А я вооружаюсь, универсалы рассылаю во все концы, люд стягиваю, сбиваю в твердое войско, замки по свою руку забираю, ибо знаю, что только сильного уважают. Сам воевода киевский Адам Кисель, этот лис коварный, который при всей своей ненависти к своему же народу, называемому им народом relidionis nullis – без веры, без пути, – но и тот понял, какая грозная волна поднялась против шляхты, и уже взялся быть посредником, уже готовит комиссаров для переговоров со мною. Но ведь переговоры – не ярмо мне на шею! Кисель написал Яреме, что тот, мол, второй Марий, отчизну от последнего потопа спасает (слышишь, пане Самийло, спасает!), но тут же просил прекратить свои разбойничьи налеты, принимая во внимание то, что он, Кисель, направляется в Белую Церковь для переговоров со мной. И что же Вишневецкий – послушался, перестал вешать и жечь? Он ответил киевскому воеводе, что предпочитает не жить в этой отчизне, где должно было бы господствовать гультяйство и чернь и где после разгрома кварцяного войска и пленения коронных гетманов должен был получить контентацию Хмельницкий. Пану Вишневецкому, видите ли, хочется контентации лишь для себя самого. Жаль говорить! А тысячелетия истории нашей – свелись на нет! Нас и не было, выходит. А где же мы, что мы, кто мы?

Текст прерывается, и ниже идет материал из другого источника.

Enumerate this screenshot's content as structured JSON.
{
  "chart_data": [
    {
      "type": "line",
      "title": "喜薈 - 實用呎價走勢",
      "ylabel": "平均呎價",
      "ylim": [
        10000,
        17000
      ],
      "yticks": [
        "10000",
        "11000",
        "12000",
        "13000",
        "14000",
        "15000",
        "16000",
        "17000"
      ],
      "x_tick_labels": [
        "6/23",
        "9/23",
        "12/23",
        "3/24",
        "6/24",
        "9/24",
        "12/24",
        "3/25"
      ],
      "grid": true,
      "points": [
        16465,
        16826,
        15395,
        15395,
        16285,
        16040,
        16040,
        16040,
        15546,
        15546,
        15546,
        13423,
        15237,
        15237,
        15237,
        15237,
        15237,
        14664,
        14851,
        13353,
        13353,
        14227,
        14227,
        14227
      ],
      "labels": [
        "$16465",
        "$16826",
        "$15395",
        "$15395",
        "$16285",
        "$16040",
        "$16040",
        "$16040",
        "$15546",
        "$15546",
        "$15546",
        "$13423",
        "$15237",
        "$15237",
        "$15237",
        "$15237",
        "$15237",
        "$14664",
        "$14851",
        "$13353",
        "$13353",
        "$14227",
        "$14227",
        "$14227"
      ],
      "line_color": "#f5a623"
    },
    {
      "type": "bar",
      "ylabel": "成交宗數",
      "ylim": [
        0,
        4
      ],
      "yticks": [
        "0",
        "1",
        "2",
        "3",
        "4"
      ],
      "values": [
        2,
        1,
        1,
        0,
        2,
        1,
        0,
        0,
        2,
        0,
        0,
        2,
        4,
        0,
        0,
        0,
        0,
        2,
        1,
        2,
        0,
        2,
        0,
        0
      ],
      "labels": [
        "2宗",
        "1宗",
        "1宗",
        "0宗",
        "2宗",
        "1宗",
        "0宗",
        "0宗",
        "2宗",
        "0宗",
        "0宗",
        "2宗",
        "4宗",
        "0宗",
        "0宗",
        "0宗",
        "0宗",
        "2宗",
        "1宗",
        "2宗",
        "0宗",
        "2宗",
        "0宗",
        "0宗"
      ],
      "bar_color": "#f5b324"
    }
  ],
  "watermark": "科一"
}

Тогда снова подал голос Самийло:
– Заговорил, гетман, про историю, но не забывай же, что чувство истории и величия может иметь лишь тот, кто не отнимает его у других.
Я молчал. Тяжкое молчание гетманское. Что я мог ответить всезнающему духу Самийла из Орка? Уже под Желтыми Водами убедился в гетманском бессилии. Дал недобитым шляхтичам честное слово: что отступят беспрепятственно, а потом закрыл глаза на то, как Тугай-бей по-волчьи напал на побежденных и безоружных. Тогда впервые почувствовал, какими тяжкими стали у меня веки. Такими тяжкими, что порой невмочь их поднять. Гетманские вежды. Тяжкоокий гетман. Вежды власти. Разве я виноват? Еще не раз и не два будут падать веки мне на глаза, и каждый раз я буду беспомощен. Разве я виноват?
Но все же я попытался возразить Самийлу:
– Милосердие, как и кара, не падает на всех сразу, а только порознь. Покажи мне, к кому должен проявить милосердие, и я употреблю гетманскую волю и власть.
– Показать?
– Покажи!
– Поезжай в Нестервар, посмотри, что там творится.
– Что же?
– Поезжай и посмотри. Увидишь своего сотника Забудского.
– Не Семка ли?
– Семена.
– Откуда он взялся в моем войске? И уже сотник? Что же он там натворил? И как ты узнал?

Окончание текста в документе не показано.